Total newb here with Openfire and Spark. I’m not even sure which forum to place this in. I have come across a numerous amount of setups on here and the internet on getting SSO to work. I am totally clueless where to even start. My environment is a mixed 2003/2008 Windows Server domain and mainly Windows 7 on the desktops. Some of the article I’ve found Openfire+Spark on Windows Server 2008 R2 with SSO seems like what I need with some tweaking. I am not even sure where to start with this document. Do I start on my Windows Server domain controller or on the Openfire application server? I actually thought when I setup Openfire using LDAP that it would automatically sign in users? I doubt it can be any simpler but doesn’t anyone have some good step/step instructions that would make sense to me? Thanks in advance for the help!
without sso, and with LDAP/AD, your users can sign in manually using their network username and password. SSO basically makes this easier, as it reads the username and password from kerberos session key, and automatically signs in the user.
once you have openfire install and ldap connected, if you want SSO, you can try the above guide. The same author updated the his guide here 28 Steps to Single Sign On for Openfire XMPP Server on Windows Server 2012 R2 with Spark
In a 2003 forest domain level, his guide should work well for you.
A quick guide I threw together is here, but geared towards 2008 and above forest/domain levels.
Thanks for the quick reply! I’m stuck on the first command lol… I used this link28 Steps to Single Sign On for Openfire XMPP Server on Windows Server 2012 R2 with Spark and I’m entering in setspn -U -S XMPP/computername.mydomain myaccount and it’s telling me that -S is an unknown parameter. Am I supposed to be putting in the XMPP?
That change in the syntax you mentioned worked. Everything was going well until the end . Keep in mind I already had my openfire installation working. I am now not able to log in with my openfire account I created. Thoughts? Do I need to go through the whole install again? I’m hoping no because I would hate to loose my configuration…
Ok set 19 to true for debugging for now. Same issue when trying to log in. Could it be related to java? The server has 8u73 and my workstation has 8u51. I can pm you my server properties if needed?
Threre’s an output log that got created just now after I ran it as admin.
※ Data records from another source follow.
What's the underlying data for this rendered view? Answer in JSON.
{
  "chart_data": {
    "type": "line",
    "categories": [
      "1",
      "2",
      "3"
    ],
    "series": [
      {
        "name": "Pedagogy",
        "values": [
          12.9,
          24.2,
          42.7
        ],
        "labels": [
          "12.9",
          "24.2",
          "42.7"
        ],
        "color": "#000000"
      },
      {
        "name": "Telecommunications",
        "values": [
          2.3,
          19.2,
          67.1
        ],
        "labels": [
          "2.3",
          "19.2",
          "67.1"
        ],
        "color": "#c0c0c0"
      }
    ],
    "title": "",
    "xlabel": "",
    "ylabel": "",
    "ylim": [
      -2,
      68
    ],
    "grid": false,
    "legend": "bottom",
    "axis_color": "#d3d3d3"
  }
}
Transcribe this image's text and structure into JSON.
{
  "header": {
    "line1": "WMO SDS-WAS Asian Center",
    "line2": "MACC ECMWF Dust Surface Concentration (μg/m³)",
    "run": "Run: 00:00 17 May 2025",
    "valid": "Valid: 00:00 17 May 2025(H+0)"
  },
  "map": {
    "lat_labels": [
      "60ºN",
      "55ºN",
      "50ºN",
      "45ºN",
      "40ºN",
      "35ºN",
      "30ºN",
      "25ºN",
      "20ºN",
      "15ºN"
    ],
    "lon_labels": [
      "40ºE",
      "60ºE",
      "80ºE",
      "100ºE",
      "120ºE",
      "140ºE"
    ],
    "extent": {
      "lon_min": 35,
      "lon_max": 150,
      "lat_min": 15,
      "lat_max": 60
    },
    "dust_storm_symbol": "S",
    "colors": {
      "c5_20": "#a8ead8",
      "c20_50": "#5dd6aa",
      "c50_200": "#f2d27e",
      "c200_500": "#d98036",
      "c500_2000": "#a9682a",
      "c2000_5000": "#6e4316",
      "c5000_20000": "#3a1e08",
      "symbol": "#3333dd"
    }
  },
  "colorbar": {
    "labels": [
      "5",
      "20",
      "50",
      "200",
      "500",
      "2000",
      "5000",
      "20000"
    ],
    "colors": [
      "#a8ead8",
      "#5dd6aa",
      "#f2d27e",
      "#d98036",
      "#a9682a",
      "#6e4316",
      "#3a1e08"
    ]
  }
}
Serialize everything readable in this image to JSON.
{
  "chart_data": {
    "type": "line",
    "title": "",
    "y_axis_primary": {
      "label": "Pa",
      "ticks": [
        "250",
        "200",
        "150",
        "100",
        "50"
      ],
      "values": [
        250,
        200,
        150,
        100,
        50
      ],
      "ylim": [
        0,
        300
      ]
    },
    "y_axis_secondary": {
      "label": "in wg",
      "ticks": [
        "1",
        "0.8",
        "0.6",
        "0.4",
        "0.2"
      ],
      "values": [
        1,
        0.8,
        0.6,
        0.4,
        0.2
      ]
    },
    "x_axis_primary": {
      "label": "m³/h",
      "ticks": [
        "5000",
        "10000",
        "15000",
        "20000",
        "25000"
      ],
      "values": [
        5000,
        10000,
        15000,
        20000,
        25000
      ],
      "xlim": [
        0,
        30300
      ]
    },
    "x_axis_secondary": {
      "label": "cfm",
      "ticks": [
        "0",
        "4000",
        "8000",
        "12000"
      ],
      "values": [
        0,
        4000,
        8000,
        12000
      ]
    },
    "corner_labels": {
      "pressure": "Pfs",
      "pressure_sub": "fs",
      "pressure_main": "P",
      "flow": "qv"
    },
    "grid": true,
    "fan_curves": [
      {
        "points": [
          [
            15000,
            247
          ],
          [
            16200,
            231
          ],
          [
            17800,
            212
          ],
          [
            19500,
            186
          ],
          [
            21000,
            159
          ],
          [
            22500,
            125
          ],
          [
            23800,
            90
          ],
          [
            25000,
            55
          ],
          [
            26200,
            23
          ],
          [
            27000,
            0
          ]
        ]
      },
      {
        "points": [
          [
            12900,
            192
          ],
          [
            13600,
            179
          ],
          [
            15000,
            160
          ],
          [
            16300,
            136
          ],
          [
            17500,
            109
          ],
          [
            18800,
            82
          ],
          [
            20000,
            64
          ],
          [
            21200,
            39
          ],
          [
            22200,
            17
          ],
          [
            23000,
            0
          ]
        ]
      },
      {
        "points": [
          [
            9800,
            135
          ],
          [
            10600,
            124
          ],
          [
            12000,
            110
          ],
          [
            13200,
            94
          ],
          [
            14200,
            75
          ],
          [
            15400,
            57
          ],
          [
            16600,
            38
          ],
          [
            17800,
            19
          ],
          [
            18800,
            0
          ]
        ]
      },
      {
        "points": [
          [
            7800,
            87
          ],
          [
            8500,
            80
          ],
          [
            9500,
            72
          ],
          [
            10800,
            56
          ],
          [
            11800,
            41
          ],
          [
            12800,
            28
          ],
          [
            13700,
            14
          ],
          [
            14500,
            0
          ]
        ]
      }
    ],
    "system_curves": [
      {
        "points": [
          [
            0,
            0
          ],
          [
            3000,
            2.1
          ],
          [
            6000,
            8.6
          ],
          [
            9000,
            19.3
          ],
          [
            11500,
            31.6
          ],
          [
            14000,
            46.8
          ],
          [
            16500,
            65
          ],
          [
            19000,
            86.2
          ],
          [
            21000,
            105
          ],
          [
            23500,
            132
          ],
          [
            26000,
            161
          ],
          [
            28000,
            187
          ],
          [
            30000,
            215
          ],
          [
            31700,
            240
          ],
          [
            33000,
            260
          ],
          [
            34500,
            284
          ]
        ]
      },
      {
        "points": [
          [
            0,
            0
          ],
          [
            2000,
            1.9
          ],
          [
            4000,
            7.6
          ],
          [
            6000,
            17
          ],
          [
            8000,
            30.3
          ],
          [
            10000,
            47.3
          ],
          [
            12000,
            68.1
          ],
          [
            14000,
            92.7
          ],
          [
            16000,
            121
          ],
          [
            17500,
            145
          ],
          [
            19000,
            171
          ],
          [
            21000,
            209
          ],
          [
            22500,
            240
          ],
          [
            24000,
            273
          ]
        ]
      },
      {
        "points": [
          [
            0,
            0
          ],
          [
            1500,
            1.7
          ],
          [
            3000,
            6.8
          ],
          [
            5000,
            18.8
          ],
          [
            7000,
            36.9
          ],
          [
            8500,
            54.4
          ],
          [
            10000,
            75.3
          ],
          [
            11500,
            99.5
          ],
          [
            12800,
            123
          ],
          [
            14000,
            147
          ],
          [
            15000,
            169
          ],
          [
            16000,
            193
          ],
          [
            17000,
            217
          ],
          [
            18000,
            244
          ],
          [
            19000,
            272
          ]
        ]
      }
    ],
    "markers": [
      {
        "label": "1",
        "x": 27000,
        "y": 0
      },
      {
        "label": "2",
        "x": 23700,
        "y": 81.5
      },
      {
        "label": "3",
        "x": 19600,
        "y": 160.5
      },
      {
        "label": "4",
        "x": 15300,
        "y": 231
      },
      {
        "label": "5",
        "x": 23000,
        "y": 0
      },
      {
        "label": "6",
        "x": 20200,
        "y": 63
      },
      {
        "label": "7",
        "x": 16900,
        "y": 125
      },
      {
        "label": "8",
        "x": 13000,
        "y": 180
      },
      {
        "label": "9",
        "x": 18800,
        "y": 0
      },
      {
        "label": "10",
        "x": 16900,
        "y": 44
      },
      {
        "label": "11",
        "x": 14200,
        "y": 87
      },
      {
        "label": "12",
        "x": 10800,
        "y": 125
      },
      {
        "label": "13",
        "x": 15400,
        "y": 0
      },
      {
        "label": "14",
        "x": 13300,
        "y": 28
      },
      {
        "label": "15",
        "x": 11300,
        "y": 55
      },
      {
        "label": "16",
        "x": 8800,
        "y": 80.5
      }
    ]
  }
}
See below…
Debug is true storeKey false useTicketCache true useKeyTab false doNotPrompt true ticketCache is null isInitiator true KeyTab is null refreshKrb5Config is true principal is null tryFirstPass is false useFirstPass is false storePass is false clearPass is false
Refreshing Kerberos configuration
Acquire TGT from Cache
Principal is myemail account
Commit Succeeded
Debug is true storeKey false useTicketCache true useKeyTab false doNotPrompt true ticketCache is null isInitiator true KeyTab is null refreshKrb5Config is true principal is null tryFirstPass is false useFirstPass is false storePass is false clearPass is false
Refreshing Kerberos configuration
Acquire TGT from Cache
Principal is myemail account
Commit Succeeded
Hi again I’m back! lol Ok Speedy with your help I got the sso part working great! Using my deployment software I am able to silently push out spark and the spark.properties file. I followed these steps I found somewhere on the net but when I deploy it on a users computer and they start Spark it just comes up with username blank and an sso error. Any thoughts on what might be wrong? I didn’t try rebooting the computer yet.
username [Remove the saved username so it ready username=]
server [Fill in your server address if it is not already populated]
Oh yea that’s right! Forgot about registry changes… I used my spark.properties file and just cleared out those other settings. I’ll try the registry settings next. Thanks
I would like to thank Speedy again for helping me out on this. There are many correct answers in this thread so it was tough for me to choose just one. Thanks again… it’s working perfectly!!